Integrate $ \int \frac{1+x\cos(x)}{x(1-x^2(e^{2\sin(x)}))}dx $ $$ \int \frac{1+x\cos x}{x(1-x^2e^{2\sin x})}dx  $$
Attempt:
I substituted $(1-xe^{2\sin(x)})$ by $u$ and tried from there by differentiating it. But I get stuck midway.
 A: Just substitute,
   $$xe^{\sin(x)} = t$$
$$e^{\sin(x)}(1+x\cos(x))dx = dt $$
then your integral will become
$$ \int \frac{1}{t(1-t^2)}dt  $$
then it is 
$$ \int \frac{1}{t}+\frac{1}{2(1-t)}-\frac{1}{2(1+t)} dt  $$
$$=\ln(t)-\frac{\ln(1-t)}{2}-\frac{\ln(1+t)}{2}+c$$
then reverting the substitution
$$=\ln(xe^{\sin(x)} )-\frac{\ln(1-xe^{\sin(x)} )}{2}-\frac{\ln(1+xe^{\sin(x)} )}{2}+c$$
$$=-\ln{\sqrt{x^{-2}e^{-2\sin(x)}-1}}+c$$
A: HINT:
Note that we can write
$$\begin{align}
\frac{1+x\cos(x)}{x(1-x^2e^{2\sin(x)})}&=(1+x\cos(x))\left(\frac{1}{x(1-x^2e^{2\sin(x)})}\right)\\\\
&=(1+x\cos(x))\left(\frac{1}{x}+\frac{xe^{2\sin(x)}}{1-x^2e^{2\sin(x)}}\right)\\\\
&=\frac1x+\cos(x)+\frac{(x+x^2\cos(x))e^{2\sin(x)}}{1-x^2e^{2\sin(x)}} \tag 1
\end{align}$$
Can you find a substitution for the third term in $(1)$ that facilitates quick integration?

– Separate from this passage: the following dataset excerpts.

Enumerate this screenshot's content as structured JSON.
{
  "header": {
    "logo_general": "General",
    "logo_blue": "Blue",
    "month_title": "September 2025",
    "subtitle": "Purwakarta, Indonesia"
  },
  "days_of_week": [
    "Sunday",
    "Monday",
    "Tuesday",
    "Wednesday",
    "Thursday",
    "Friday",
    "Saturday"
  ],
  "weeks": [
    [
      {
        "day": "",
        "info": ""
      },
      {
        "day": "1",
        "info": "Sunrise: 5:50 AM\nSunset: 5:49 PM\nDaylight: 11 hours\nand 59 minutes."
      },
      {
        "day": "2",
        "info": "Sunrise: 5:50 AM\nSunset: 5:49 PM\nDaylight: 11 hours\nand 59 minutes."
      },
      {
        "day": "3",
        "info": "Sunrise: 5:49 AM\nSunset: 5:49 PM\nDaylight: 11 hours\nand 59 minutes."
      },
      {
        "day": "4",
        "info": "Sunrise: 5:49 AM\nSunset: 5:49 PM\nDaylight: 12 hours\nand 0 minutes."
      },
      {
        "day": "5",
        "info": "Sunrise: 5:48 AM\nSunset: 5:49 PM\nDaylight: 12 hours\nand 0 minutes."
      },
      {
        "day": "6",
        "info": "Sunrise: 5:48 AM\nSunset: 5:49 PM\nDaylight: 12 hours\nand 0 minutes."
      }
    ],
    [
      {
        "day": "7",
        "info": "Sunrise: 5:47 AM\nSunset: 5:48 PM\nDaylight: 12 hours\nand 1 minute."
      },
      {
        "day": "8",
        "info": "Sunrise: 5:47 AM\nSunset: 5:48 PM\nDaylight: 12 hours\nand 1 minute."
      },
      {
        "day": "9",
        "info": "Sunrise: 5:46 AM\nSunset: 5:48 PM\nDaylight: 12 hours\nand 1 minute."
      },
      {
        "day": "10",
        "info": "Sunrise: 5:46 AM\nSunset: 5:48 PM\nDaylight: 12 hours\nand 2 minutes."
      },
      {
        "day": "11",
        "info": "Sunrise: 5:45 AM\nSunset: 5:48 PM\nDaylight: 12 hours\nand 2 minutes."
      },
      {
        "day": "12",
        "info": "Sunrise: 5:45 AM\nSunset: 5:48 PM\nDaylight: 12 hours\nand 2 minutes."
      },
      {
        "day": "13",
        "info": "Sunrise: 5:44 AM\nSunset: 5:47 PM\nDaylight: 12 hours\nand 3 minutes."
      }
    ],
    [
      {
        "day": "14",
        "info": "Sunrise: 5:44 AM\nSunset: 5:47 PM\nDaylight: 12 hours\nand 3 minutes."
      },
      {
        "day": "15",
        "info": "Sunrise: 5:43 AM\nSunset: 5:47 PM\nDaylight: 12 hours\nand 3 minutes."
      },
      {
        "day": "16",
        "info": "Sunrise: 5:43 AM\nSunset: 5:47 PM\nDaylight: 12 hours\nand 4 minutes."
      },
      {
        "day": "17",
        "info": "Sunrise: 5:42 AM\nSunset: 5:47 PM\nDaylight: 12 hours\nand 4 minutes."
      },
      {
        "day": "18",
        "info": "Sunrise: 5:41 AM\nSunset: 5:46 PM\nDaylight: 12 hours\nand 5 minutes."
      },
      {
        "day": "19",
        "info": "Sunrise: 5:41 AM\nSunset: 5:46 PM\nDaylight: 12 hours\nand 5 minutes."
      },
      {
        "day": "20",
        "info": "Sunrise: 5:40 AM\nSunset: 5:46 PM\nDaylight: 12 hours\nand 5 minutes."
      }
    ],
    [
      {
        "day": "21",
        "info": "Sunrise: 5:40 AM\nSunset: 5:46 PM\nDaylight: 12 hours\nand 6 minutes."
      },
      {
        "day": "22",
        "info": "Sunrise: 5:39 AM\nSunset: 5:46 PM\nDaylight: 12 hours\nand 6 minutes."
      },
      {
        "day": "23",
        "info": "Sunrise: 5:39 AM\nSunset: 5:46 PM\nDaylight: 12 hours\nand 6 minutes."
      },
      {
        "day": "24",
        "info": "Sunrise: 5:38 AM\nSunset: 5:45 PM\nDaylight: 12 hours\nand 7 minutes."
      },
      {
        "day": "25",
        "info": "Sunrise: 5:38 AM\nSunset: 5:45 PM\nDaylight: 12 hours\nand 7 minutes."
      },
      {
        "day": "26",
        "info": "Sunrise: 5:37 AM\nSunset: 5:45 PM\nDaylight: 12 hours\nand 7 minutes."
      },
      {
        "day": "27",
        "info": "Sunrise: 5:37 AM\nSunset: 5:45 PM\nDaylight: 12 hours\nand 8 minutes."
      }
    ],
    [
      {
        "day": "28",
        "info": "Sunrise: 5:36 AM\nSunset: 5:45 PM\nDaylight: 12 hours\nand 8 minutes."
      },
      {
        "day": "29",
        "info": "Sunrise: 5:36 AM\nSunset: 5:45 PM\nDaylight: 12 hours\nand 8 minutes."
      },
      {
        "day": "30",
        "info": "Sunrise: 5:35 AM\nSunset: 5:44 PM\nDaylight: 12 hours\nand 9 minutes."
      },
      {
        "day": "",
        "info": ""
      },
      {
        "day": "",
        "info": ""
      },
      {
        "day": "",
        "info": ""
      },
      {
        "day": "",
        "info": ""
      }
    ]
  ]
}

A: Substitute $1-x^2e^{2\sin x} = u$
This gives $$-[2xe^{2\sin x} + 2x^2 \cos x e^{2\sin x}] dx = du \\
-2xe^{2 \sin x} (1+x\cos x) dx = du$$
Putting the value of $dx$ in your integral, we get 
$$\int \frac{du}{-2x^2e^{2\sin x}(u)}$$
We know that $$\begin{align} 1-x^2 e^{2\sin x} &= u \\
x^2 e^{2\sin x} &= 1-u \\
-2x^2 e^{2\sin x} &= 2(u-1)\end{align}$$
This turns the integral to 
$$\int \frac{du}{2u(u+1)}$$
Use partial fractions to go further.